We buy a whole load of confectionery from the newsagents beforehand, because, as I point out, the mark-up on confectionery in the cinema is absolutely outrageous, and then settle down in centre aisle seats, two of only six people in the whole auditorium. The lights go down, and the atmosphere of suppressed sexual desire, like a mild electric current running through us, is almost tangible, as is the smell of damp cigarettes and curdled Kia-ora, and the cold, and the vague feeling of infestation. It's Un Chien Andalou first. During the startling sequence involving the slitting of the eyeball and the decomposing donkey on top of the piano, Alice leans forward in her seat with her hands over her eyes, and I rather cornily put my arm round the back of her chair, as if shielding her from Dali and Bunuel's grotesque insight into the workings of the subconscious mind.

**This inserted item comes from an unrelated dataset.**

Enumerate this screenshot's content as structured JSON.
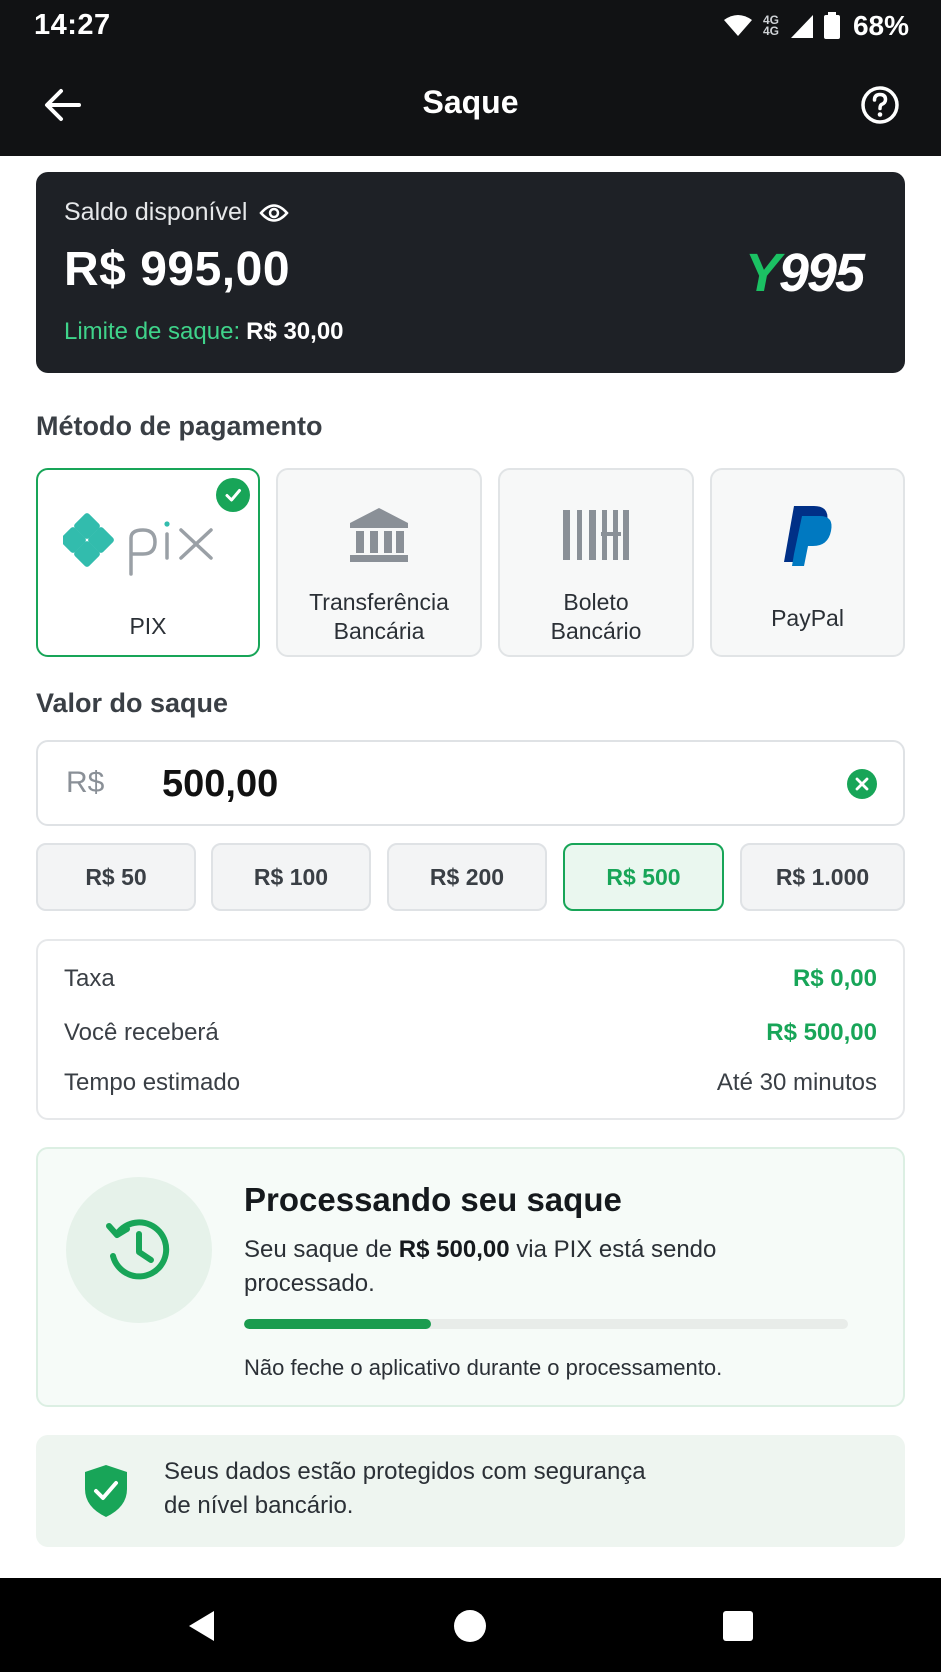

Then the lights come up and there's a brief intermission during which we eat a big bag of chocolate-covered peanuts, drink cans of Lilt, and debate surrealism and its relationship to the unconscious mind. Alice isn't a fan. 'It just leaves me cold. It's very ugly and alienating. It just doesn't move me or involve me emotionally, that's all . . .'

'It's not meant to engage or involve you emotionally, not in a conventionally sympathetic way. Surrealism is meant to be strange, unnerving. I find it very emotional, it's just that the emotions that we feel are often ones of anxiety and disgust . . .' and of course the ironic thing is that, unlike the surrealists, all I want is for Alice to be engaged and involved in a conventionally sympathetic way, and not to feel emotions of anxiety and disgust.

Then the lights go down, and things perk up again as Battleship Potemkin comes on. I keep sneaking looks at her during the famous Odessa Steps sequence until she smiles back at me, and I lean across and kiss her. And thank God, she kisses me back, for quite a while actually, and it's great. There's a slight citrus/dairy clash of flavours, because she's moved on to wine gums while I'm still on chocolate peanuts, and I can't really let rip because there's a peanut kernel wedged back in my wisdom teeth, and I don't want the kissing to get too fiery or wide-ranging in case she dislodges it. In the end I needn't have worried, because Alice soon breaks away and whispers, 'I think I'd better watch the film. I want to know what happens to the sailors!' and we go back to Battleship Potemkin.